Table 1 shows the population characteristics of 8/8 and 7/8 HLA matched groups according to the type of mismatch in HLA-A, -B, -C, and -DRB1 loci. The HLA mismatch C*03:03/C*03:04 (n = 134) was present in 7.2% of the 7/8 transplants. Mismatches in alleles C*03:03/C*03:04 were most frequent (n = 134, 68.7%) among the transplants with a single allele level mismatch in HLA-C (n = 195). The 8/8 group included more transplants performed in 2005 to 2009 and were more likely to be matched at HLA-DQB1. The transplants with the HLA mismatch C*03:03/C*03:04 had the lowest level of matching in HLA-DPB1.

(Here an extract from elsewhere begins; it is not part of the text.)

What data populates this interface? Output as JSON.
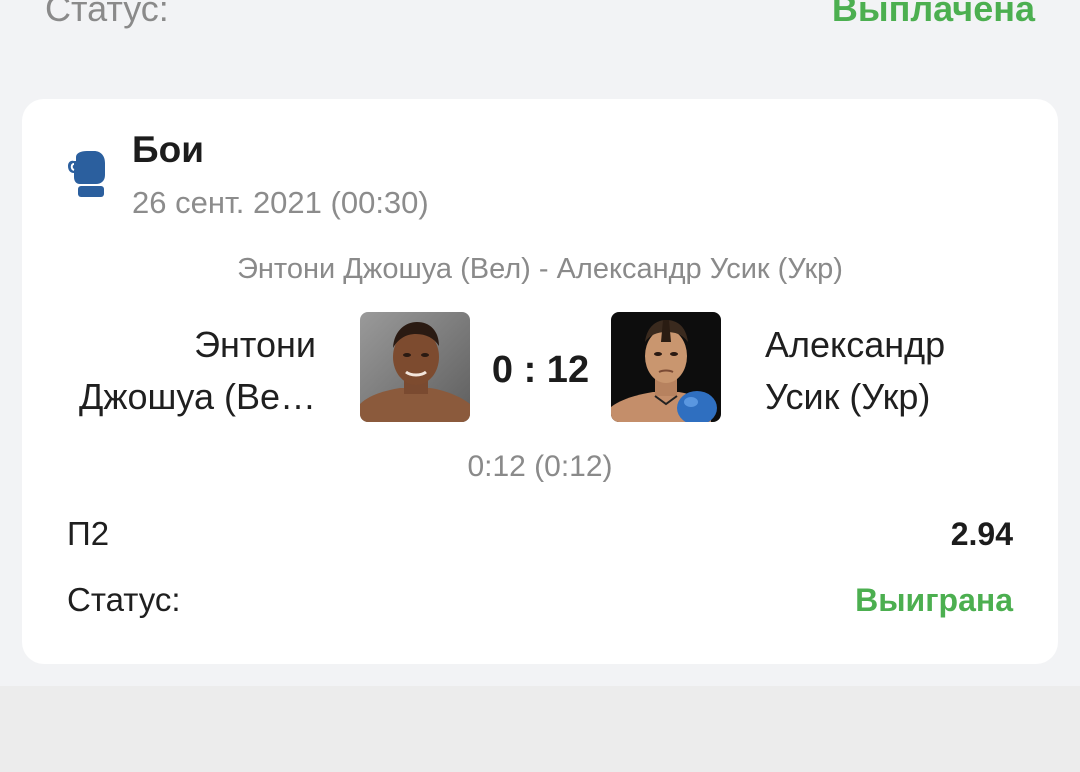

The 7/8 C*03:03/C*03:04MM group was not significantly different from the 8/8 HLA matched transplants in any transplant outcome. Indeed, the hazard ratios for survival, DFS, TRM, grade 2-4, and 3-4 aGVHD in the C*03:03/C*03:04 mismatched transplants compared with the 8/8 group suggest that these outcomes were essentially identical, all with P values > .73 (Table 2). The 8/8 matched group and the 7/8 C*03:03/C*03:04MM group had virtually identical adjusted OS (Figure 1A) and DFS (Figure 1B) 5 years after transplantation; similarly, these groups also had comparable incidence of grade 3-4 aGVHD (Figure 1C) 100 days after transplantation and TRM (Figure 1D) 5 years after transplantation. The adjusted probabilities for the 8/8 and 7/8 C*03:03/C*03:04MM groups for OS (39%, confidence interval [CI] 37%-40%; and 41%, CI 33%-49%, respectively) and DFS (36%, CI 34%-37%; and 36%, CI 29%-44%, respectively) 5 years after transplantation were virtually identical; similarly, these groups showed similar incidences of grades 3-4 aGVHD 100 days after transplantation (21%, CI 20%-22%; and 22%, CI 15%-28%, respectively). The adjusted probabilities for TRM 5 years after transplantation in the 8/8 (36%, CI 35%-38%) and 7/8 C*03:03/C*03:04MM (35%, CI 27%-43%) groups also were not significantly different (supplemental Table 2).

In contrast, mismatching at a single antigen of HLA-C (7/8 C-antigenMM) and a single allele or antigen mismatch of HLA-A, -B, or -DRB1 (7/8 Other MM) was associated with lower OS and DFS as well as with higher TRM and aGVHD grade 3-4 compared with the 8/8 HLA matched pairs (Table 2; Figure 1). The adjusted probabilities for OS 5 years after transplantation in the 7/8 C-antigen MM (29%, CI 26% to 32%) and the 7/8 Other MM (31%, CI 28% to 34%) groups were lower than those observed for the 7/8 C*03:03/C*03:04MM (P = .007 and 0.02, nonsignificant, respectively) (supplemental Table 2) and the 8/8 (P < .0001 for both comparison) (supplemental Table 2) groups. TRM and aGVHD 3-4 were significantly higher in the 7/8 Other MM group compared with the C*03:03/C*03:04MM group (Table 3). Similarly, the 7/8 C-antigen MM group presented significantly higher incidence of TRM and worse OS than the C*0303/C*0304MM (Table 3).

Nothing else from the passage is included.